The cause of this supposed impending urban flight? Unsurprisingly, the coronavirus pandemic shoulders a lot of the blame. Having been stuck at home for the best part of a year, PwC posits that people are placing newfound importance on spacious homes, access to green spaces, and a local community you can rely on — and at least two out of those three are notoriously hard to come by in London.
With so many companies having at least temporarily pivoted to remote working, Londoners have additional impetus to search for pastures new. A survey conducted by the London Assembly last August found that 4.5% of respondents would "definitely move out of the city in the next 12 months". That number might sound small, but — as PwC highlights — only 14% of these respondents would have to follow through with the move in order to break even with pre-COVID ONS population forecasts.
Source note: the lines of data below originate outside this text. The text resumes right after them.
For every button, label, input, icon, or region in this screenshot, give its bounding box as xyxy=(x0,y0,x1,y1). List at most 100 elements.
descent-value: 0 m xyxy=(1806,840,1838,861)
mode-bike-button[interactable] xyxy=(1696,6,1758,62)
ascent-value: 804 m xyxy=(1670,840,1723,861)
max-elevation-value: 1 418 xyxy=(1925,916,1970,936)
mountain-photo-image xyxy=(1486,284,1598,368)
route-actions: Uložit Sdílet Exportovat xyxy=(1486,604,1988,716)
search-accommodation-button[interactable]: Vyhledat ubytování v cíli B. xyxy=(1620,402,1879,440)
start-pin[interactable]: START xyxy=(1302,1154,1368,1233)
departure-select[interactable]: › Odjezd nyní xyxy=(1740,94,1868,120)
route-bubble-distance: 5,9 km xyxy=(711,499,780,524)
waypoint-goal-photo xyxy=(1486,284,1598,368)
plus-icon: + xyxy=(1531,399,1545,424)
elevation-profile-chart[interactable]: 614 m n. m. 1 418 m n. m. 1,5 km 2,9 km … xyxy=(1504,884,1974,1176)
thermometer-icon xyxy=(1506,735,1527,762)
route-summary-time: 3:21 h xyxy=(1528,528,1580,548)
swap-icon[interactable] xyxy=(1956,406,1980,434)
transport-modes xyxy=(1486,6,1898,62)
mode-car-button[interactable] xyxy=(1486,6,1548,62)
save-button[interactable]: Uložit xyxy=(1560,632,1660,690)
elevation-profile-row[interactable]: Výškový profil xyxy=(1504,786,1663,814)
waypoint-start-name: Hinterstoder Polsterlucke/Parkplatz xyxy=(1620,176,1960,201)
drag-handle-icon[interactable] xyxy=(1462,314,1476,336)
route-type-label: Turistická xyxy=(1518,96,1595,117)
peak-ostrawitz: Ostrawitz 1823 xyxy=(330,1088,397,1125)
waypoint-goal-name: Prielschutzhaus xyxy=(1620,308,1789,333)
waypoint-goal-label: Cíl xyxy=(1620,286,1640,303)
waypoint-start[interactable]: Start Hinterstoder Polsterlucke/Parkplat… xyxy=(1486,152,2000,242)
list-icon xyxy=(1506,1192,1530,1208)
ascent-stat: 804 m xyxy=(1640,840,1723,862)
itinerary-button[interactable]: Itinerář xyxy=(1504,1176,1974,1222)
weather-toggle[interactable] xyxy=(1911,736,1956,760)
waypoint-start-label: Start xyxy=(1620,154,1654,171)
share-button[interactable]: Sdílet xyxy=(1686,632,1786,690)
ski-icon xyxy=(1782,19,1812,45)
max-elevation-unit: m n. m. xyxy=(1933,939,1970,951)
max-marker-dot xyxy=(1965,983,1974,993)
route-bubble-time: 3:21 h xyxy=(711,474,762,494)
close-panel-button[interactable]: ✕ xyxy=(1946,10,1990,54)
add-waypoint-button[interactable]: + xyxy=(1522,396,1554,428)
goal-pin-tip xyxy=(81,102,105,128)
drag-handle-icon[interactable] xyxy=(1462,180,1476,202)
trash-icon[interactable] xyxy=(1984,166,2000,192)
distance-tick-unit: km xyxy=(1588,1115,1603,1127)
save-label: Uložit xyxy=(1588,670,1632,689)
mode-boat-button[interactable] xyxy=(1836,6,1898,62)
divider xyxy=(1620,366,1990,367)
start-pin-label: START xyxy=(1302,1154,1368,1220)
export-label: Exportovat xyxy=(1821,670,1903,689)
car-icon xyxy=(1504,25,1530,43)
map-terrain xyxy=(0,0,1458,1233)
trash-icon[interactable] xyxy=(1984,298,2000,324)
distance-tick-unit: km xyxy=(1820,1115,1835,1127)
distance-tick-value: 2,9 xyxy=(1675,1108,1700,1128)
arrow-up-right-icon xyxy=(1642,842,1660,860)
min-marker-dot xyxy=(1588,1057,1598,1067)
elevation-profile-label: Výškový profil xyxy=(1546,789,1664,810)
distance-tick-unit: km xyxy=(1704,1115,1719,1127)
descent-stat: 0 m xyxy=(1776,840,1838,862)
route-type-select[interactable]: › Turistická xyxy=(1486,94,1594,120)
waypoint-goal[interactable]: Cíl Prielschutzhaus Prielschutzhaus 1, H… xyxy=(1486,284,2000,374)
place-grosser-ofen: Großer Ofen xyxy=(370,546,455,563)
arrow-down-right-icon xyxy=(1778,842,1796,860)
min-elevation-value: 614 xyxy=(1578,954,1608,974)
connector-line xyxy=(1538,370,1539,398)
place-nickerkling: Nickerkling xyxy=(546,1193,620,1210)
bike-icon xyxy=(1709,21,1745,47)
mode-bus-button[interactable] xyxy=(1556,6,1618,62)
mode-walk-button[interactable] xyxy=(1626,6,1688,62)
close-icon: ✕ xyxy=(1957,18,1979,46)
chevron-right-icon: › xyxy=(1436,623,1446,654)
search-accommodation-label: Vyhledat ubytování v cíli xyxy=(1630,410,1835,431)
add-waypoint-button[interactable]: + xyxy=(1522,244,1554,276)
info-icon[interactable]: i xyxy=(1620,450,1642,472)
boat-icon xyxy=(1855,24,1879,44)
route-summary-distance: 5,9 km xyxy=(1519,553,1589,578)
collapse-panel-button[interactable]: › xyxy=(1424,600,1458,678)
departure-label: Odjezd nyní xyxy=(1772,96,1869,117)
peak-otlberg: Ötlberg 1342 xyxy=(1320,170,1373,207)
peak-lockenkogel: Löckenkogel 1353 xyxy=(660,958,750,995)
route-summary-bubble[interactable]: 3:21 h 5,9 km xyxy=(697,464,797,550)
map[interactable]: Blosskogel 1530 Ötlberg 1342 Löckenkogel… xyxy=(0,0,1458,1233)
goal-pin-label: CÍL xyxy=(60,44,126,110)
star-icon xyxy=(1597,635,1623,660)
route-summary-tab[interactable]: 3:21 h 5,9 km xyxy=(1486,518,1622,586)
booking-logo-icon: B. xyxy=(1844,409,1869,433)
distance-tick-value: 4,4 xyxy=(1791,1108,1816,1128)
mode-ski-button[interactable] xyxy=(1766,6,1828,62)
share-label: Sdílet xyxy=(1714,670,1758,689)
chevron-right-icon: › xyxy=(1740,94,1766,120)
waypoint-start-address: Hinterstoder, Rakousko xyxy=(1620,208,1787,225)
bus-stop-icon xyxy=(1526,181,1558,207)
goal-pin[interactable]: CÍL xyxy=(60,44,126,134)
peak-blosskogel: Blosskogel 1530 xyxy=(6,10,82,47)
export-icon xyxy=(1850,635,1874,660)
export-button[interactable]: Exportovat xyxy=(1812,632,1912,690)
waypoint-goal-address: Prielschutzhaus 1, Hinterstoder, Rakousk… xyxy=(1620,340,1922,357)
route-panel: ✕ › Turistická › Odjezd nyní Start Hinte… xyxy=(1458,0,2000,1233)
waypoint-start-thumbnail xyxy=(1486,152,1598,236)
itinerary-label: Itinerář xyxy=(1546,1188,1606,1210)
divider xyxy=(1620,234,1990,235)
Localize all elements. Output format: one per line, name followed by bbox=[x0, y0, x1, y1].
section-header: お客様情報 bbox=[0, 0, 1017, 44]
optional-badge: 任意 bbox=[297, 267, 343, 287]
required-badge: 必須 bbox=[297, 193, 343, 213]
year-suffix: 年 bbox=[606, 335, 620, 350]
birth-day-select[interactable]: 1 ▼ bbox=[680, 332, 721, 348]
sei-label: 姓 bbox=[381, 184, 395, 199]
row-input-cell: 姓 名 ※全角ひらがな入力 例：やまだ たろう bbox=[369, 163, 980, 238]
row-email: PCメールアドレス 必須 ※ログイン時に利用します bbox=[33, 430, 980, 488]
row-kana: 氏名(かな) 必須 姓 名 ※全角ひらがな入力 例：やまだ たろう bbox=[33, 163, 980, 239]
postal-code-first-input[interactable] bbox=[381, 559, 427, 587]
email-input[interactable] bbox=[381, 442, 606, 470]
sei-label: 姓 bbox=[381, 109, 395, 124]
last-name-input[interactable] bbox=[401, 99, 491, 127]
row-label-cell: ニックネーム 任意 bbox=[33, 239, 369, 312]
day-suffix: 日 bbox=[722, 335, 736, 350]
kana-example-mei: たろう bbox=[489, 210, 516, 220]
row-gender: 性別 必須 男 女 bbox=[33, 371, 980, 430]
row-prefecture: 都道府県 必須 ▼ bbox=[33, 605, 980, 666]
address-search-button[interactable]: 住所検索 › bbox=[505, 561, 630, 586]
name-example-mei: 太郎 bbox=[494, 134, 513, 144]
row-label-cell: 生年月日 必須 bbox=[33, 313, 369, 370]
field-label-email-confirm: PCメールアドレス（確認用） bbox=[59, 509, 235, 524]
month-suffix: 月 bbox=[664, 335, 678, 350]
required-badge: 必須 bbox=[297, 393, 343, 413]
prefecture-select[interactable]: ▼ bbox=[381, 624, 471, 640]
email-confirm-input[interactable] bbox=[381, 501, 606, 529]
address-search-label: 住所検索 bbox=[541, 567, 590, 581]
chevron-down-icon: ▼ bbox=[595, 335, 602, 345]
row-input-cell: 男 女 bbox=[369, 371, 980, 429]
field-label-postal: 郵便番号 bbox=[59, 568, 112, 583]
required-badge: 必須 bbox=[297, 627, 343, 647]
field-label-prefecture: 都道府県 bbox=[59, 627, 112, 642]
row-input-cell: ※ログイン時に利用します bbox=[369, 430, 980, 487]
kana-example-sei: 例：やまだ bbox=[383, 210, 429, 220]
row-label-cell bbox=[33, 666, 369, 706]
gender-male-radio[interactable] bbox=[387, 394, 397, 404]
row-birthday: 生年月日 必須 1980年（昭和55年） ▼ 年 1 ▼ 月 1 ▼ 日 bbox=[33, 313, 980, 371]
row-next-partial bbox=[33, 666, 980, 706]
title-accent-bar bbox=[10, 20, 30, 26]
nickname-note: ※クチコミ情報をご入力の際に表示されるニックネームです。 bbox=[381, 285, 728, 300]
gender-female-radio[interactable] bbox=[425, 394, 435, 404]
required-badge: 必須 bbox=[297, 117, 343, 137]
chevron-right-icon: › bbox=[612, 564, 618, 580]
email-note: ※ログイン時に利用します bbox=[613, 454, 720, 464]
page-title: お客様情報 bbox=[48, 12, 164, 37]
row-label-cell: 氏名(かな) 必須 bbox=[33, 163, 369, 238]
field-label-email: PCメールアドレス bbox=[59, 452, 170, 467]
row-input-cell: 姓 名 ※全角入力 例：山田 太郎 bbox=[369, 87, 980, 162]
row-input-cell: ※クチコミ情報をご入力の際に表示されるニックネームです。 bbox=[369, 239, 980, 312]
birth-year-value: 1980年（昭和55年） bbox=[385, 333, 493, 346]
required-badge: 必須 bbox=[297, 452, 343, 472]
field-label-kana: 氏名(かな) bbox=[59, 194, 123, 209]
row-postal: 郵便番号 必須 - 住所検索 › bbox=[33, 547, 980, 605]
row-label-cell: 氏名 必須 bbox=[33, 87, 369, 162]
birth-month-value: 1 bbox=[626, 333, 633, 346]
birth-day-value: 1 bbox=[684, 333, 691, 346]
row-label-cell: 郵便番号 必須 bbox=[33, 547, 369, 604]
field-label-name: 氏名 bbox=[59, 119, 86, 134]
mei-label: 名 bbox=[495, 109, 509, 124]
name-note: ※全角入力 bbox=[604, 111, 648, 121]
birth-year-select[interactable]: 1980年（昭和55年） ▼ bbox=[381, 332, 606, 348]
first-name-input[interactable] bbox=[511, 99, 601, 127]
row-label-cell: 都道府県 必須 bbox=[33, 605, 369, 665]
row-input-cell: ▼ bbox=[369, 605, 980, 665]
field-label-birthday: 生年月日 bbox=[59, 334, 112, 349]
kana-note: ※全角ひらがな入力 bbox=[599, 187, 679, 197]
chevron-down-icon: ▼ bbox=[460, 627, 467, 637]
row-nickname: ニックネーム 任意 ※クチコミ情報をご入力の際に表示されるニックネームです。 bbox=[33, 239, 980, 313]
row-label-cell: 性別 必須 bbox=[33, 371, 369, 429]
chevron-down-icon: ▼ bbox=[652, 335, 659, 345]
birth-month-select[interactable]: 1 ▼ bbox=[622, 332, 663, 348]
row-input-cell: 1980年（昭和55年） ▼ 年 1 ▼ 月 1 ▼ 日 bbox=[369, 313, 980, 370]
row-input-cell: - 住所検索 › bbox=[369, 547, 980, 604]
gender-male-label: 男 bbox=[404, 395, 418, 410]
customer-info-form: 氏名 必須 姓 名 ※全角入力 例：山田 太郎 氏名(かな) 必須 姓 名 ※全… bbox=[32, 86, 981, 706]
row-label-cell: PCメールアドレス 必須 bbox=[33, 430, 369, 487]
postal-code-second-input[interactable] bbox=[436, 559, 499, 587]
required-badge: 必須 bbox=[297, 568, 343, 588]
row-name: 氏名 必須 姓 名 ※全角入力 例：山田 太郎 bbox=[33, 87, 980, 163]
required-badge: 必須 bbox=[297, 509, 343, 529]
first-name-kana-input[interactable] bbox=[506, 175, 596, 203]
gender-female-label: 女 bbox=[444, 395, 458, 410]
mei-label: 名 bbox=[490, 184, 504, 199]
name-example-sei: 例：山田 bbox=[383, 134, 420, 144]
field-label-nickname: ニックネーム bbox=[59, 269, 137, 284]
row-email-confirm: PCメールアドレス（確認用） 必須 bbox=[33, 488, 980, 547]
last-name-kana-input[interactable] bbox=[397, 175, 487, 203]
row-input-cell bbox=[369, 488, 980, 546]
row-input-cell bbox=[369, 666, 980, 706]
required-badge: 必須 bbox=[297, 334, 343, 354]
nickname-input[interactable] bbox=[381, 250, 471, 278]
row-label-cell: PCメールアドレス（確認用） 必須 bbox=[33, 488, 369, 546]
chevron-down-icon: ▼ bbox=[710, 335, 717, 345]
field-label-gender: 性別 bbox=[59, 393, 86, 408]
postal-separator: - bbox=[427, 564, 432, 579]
PwC also suggests that the birthrate across the UK could fall, potentially "to its lowest level since records began". In addition to cancelled IVF appointments and social restrictions that may make unplanned pregnancies less likely to occur, it is thought that people might delay their own family planning owing to financial concerns, health worries, or fears about social isolation wrought by the pandemic.
On the flip side, a survey by parenting forum Mumsnet found that the pandemic actually "played a part" in one-third of pregnant women's decision to conceive. Across the pond, The New York Times reports a surge in demand for sperm donors — so perhaps only time will tell whether a baby boom or a baby bust is on the horizon.
Beyond the pandemic, PwC predicts that Brexit and surrounding concerns about the UK economy could prompt migration out of London. On a similar vein, migration to the UK from the EU is expected to continue to decline, and may even turn net negative as the Brexit transition period comes to an end.
So, will London shrink for the first time since 1988? It may well depend upon what lessons we learn from the pandemic. Economic decentralisation could certainly have wide benefits — regional investment would give those who wish to leave the capital a chance to prosper elsewhere, in turn reducing pressure on London's bloated housing market. Whether London grows or shrinks, though, here's hoping that all those issues which the pandemic has thrown into sharp relief — access to nature, the importance of robust community support, the interdependence of health and social care — are given the attention they deserve.